Cocaine toxicosis in dogs

One strand of his work tackles cocaine toxicosis in dogs. Much of the available data comes from controlled laboratory studies or from human medicine, and neither dataset perfectly reflects the chaos of a real-world veterinary emergency.

Animal exposures are often uncertain – owners may not know what a dog picked up, or may hesitate to say – so clinicians must act on incomplete information.

That uncertainty is exactly why better case documentation and practical protocols matter.

The dog cocaine case

A small dog was experiencing collapse episodes accompanied by severe bradycardia. Due to concerns about possible illicit substance ingestion, clinicians performed a urine drug screen.

The test returned positive for cocaine and was later confirmed by an external laboratory. For Johnson, the case demonstrates the importance of pairing clinical signs with targeted toxicology testing when exposure is a possibility.

The case also highlights the need to build a literature that helps practitioners decide what to test, when, and why.

Preventing exposure before emergencies

Dogs are opportunistic scavengers. Owners can cut risk by keeping pets leashed, watching for attempts to pick up unfamiliar items, and – when needed – using a basket muzzle during walks.

Reliable “leave it” and “drop it” cues can be lifesaving if a dog encounters dangerous substances.

And when exposure is suspected – or a pet is simply “not quite right” – immediate veterinary care is prudent, because minutes and hours often determine outcomes.

Case reports that save lives

In veterinary medicine, case reports serve an essential role. They capture the unusual and the emergent – the very scenarios large trials miss.

They also preserve the details future clinicians will look for when seconds matter. Over time, those reports seed better triage pathways, monitoring checklists, and treatment protocols.

A persistent misconception hampers care: that veterinarians will judge or report owners who admit a pet may have ingested illicit drugs.

However, according to Johnson, clinicians need accurate histories to save lives, not to assign blame. Honest, specific information – what, when, and how much – enables tailored treatment and closer monitoring for predictable complications.

Research priorities to advance care

Looking ahead, Johnson’s agenda centers on access. He calls for studies that simplify imaging so it can be performed with standard equipment.

He also advocates for cost-effective screening strategies that identify high-risk patients without expensive panels, along with pragmatic educational interventions that convert subspecialty knowledge into routine practice.

Johnson also pushes for comparative trials of lower-cost treatment protocols that achieve similar outcomes, structured training so general practitioners can perform basic specialty procedures, and wider use of telemedicine to bring specialist guidance into rural and resource-limited clinics in real time.

The goal is to ensure that a dog in a small town has access to lifesaving options just as reliably as one treated in a metropolitan referral hospital.

Open science in veterinary care

Information only helps if people can access it.

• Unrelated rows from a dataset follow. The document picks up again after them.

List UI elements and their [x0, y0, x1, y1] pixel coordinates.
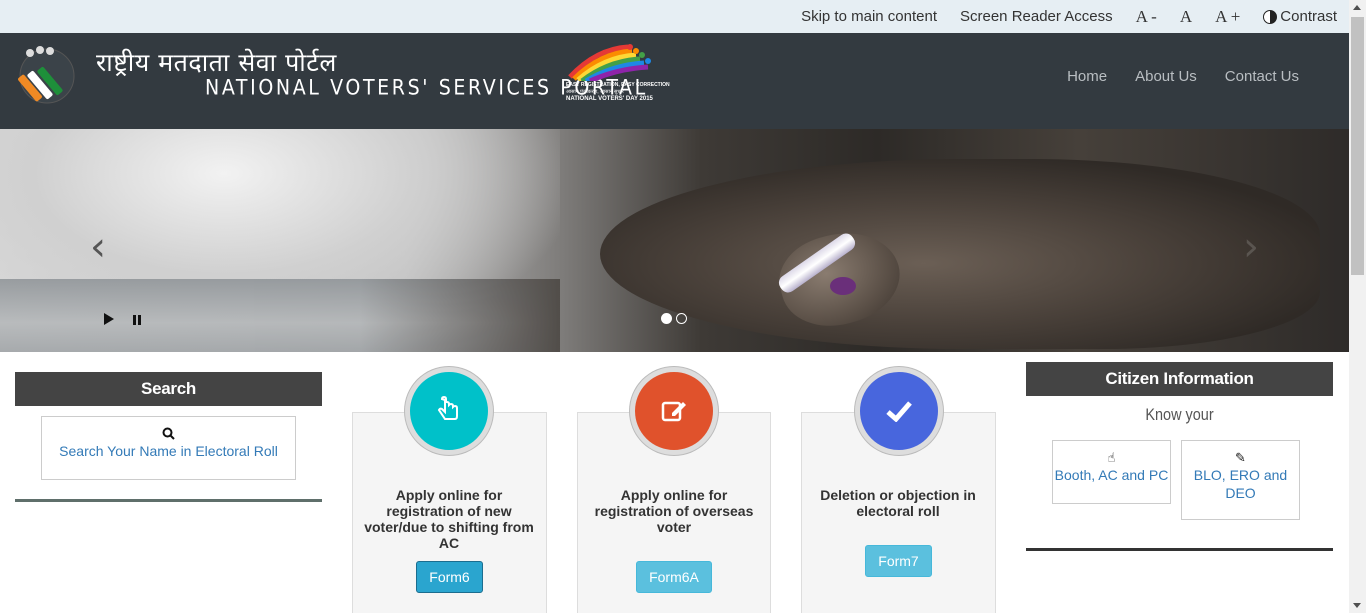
- pause-icon[interactable]: [133, 315, 141, 325]
- booth-ac-pc-link[interactable]: ☝ Booth, AC and PC: [1052, 440, 1171, 504]
- accessibility-bar: Skip to main content Screen Reader Acces…: [0, 0, 1349, 33]
- check-icon: [855, 367, 943, 455]
- search-panel: Search Search Your Name in Electoral Rol…: [15, 372, 322, 502]
- form6-button[interactable]: Form6: [416, 561, 483, 593]
- page-scrollbar[interactable]: [1349, 0, 1366, 613]
- carousel-hand-image: [600, 159, 1320, 349]
- nav-home[interactable]: Home: [1067, 68, 1107, 85]
- screen-reader-access-link[interactable]: Screen Reader Access: [960, 8, 1113, 25]
- scroll-up-icon[interactable]: [1353, 5, 1361, 10]
- nav-about-us[interactable]: About Us: [1135, 68, 1197, 85]
- form7-description: Deletion or objection in electoral roll: [820, 487, 976, 519]
- nvd-tagline-english: EASY REGISTRATION, EASY CORRECTION: [566, 82, 670, 88]
- carousel-prev-icon[interactable]: ‹: [90, 224, 106, 270]
- form6a-button[interactable]: Form6A: [636, 561, 712, 593]
- search-panel-divider: [15, 499, 322, 502]
- carousel-indicator-2[interactable]: [676, 313, 687, 324]
- nvd-tagline-hindi: आसान पंजीकरण, आसान सुधार: [566, 89, 624, 95]
- citizen-information-panel: Citizen Information Know your ☝ Booth, A…: [1026, 362, 1333, 551]
- rainbow-figures-icon: [568, 44, 651, 84]
- search-icon: [42, 427, 295, 443]
- carousel-next-icon[interactable]: ›: [1243, 224, 1259, 270]
- edit-icon: [630, 367, 718, 455]
- search-electoral-roll-label: Search Your Name in Electoral Roll: [59, 443, 278, 459]
- form6-description: Apply online for registration of new vot…: [364, 487, 534, 551]
- main-nav: Home About Us Contact Us: [1067, 68, 1299, 85]
- skip-to-main-link[interactable]: Skip to main content: [801, 8, 937, 25]
- carousel-indicator-1[interactable]: [661, 313, 672, 324]
- search-electoral-roll-link[interactable]: Search Your Name in Electoral Roll: [41, 416, 296, 480]
- citizen-panel-divider: [1026, 548, 1333, 551]
- national-voters-day-logo: EASY REGISTRATION, EASY CORRECTION आसान …: [566, 43, 670, 107]
- portal-title-hindi: राष्ट्रीय मतदाता सेवा पोर्टल: [96, 48, 337, 77]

Removing paywalls and sharing protocols lets students and clinicians learn and apply cardiology principles with the tools they have, not just the tools they wish they had.

In Johnson’s model, publishing is a starting line, not a finish line – the real success is a colleague using that knowledge to stabilize a patient they might otherwise have lost.

Across topics – from toxicosis to cardiology education – the constant is a One Health sensibility coupled with a practical streak.

Johnson’s work aims to move advanced concepts out of the seminar room and into exam rooms, ERs, and farmyards, where they can change outcomes today while building a stronger evidence base for tomorrow.

The case report of the dog ingesting cocaine is published in the journal Frontiers in Veterinary Science.